Finally, three good 2013 movies

2013 had been a very frustrating year for movies because some looked like they might be great, either great concepts like Elysium or great directors/writers like Pacific Rim, but until this week, all had been disappointments.

Maybe it was the charm of a NakedJen visit, maybe the only one of the year, and our mini-film-fest, we saw two movies in 24 hours, who knows why -- and maybe I've just been missing the good ones, at least Quentin Tarantino thinks so.

Regardless, here are three good ones, and two of them at least qualify as great.

Enough Said

It was an involved, complicated plot, but you don't really see that in all its glory until the end of the movie. It's a story of human beings and our hopes and fears, at all ages. So many rich characters, so well played and the story so well told. The NY Times reviewer compared Enough Said to the earlier Woody Allen movies, and I think the comparison is a good one. It has what I was missing in the latest of his movies, the real awkwardness of being human. This would have been a great movie even if Gandolfini were still alive. And we'll always be wondering if he had lived, what other roles he might have played, because this most definitely was not Tony Soprano. Somewhat like the feeling I have about Heath Ledger in his last movie, what treats were we deprived of due to his early demise?

Linsanity

I knew the story pretty well, but it was nice to see all the Palo Alto spots where he grew up, all in neighborhoods I've lived in, and hear the story in the star's own words. It has all the elements of a Hollywood sports film, a Rocky of basketball.

The young star who no one gets because he's not like all the others, has two games left before getting cut from the Knicks, and this time it's probably for good. He sucks in the first game. Gets one more chance, realizes it might be his last NBA game, decides to have fun -- and he kills it. All of a sudden his mates are looking at each other with a look of WTF just happened here? They keep letting him play, and he keeps kicking ass.

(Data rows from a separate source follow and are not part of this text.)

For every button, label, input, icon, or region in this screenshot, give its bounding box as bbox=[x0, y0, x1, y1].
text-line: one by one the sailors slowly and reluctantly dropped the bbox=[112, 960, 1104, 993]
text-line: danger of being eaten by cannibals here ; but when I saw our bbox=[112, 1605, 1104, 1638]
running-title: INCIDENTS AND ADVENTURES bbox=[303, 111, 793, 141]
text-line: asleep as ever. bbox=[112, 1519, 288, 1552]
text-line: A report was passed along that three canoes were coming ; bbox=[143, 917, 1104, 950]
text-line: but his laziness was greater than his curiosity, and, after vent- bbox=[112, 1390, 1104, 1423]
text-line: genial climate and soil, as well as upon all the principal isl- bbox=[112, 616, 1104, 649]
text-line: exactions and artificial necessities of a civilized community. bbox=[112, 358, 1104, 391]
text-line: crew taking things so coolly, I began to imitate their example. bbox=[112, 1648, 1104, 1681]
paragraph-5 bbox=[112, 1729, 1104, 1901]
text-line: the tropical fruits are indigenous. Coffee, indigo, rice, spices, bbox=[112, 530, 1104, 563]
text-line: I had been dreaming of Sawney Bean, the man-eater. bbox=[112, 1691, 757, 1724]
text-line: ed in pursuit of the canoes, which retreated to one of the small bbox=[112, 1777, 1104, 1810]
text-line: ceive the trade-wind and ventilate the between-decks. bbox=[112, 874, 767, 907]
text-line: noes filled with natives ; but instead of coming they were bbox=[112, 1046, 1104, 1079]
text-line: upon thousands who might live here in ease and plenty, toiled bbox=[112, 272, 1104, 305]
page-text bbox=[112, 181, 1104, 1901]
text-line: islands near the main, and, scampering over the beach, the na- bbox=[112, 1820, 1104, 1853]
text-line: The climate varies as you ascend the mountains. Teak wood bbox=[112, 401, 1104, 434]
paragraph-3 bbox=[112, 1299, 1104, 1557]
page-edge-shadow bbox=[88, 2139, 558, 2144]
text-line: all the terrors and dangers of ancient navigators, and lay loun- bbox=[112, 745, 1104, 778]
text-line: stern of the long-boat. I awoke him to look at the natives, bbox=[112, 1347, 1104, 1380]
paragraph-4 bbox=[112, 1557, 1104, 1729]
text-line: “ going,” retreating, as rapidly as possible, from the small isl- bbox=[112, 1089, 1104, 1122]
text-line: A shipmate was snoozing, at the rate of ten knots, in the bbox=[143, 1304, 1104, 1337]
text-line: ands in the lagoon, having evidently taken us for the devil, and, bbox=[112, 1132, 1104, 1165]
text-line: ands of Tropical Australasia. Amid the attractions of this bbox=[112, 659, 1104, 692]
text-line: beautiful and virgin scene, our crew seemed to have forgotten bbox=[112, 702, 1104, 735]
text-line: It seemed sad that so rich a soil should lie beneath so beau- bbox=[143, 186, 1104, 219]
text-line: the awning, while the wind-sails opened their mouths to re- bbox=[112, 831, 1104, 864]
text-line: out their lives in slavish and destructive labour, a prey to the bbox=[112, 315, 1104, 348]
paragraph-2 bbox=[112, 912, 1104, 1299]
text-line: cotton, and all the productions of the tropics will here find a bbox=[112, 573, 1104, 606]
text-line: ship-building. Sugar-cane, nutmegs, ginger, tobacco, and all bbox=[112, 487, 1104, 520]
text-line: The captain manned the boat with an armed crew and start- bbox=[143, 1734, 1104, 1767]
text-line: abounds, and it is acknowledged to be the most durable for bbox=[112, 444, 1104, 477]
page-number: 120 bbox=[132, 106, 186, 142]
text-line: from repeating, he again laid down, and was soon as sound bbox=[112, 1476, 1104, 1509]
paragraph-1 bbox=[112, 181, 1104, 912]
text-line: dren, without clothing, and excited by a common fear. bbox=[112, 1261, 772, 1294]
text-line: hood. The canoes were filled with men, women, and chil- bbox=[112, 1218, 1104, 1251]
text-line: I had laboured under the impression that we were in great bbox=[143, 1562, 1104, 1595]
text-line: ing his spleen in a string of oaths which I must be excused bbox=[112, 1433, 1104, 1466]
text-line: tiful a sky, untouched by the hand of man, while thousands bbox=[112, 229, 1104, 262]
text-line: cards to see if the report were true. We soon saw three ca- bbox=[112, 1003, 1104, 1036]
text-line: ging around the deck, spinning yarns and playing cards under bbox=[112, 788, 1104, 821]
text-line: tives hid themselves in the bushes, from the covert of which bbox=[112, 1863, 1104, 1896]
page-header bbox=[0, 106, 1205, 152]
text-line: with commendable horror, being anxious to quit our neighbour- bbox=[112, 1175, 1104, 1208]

The climax comes when he goes against the big star, Kobe Bryant of the Lakers, who says he doesn't even know who Lin is. Lin then whoops his ass. After the game the reporters ask Lin if he thinks Kobe has heard of him now. He says he thought of the obvious snotty comeback, but realized that Jesus probably wouldn't have said that so he says the gentle thing -- "You'd have to ask him." It's nice to know that inside Lin is a proud young man, but also nice to know that he keeps his hubris in check.

Would it be believable if it weren't the truth? Who cares!

This movie isn't getting a lot of distribution, so you may have to wait to see it on your computer, but it's a good one, especially for kids. Show them that talent lives inside you even if no one else gets it, if you believe in yourself there's nothing you can't accomplish.

It's a cliche, but in this case it's also the truth.

Gravity

Gravity puts you in a strange world, one that we've all wondered about. It gradually becomes your reality, without you realizing it's happening.

I don't care that it gets some of the physics wrong, and that the plot is totally improbable (more likely impossible). I care that it has a story to tell, does it beautifully, makes you care about the characters, and takes you somewhere that I've never been and will never go, in reality. That's what great movies are about, and Gravity is a great movie.

That said it's a cringe-inducing film, at moments you want to close your eyes and not watch, but try to resist because it's all so beautifully done. Don't think about how they did it until you're out of the movie. And there's not much chance of that because the story is so compelling.

BTW, the name of the movie is something of a puzzle. Gravity is not one of the stars, in a physics sense, but it is the theme of the movie almost from the very beginning.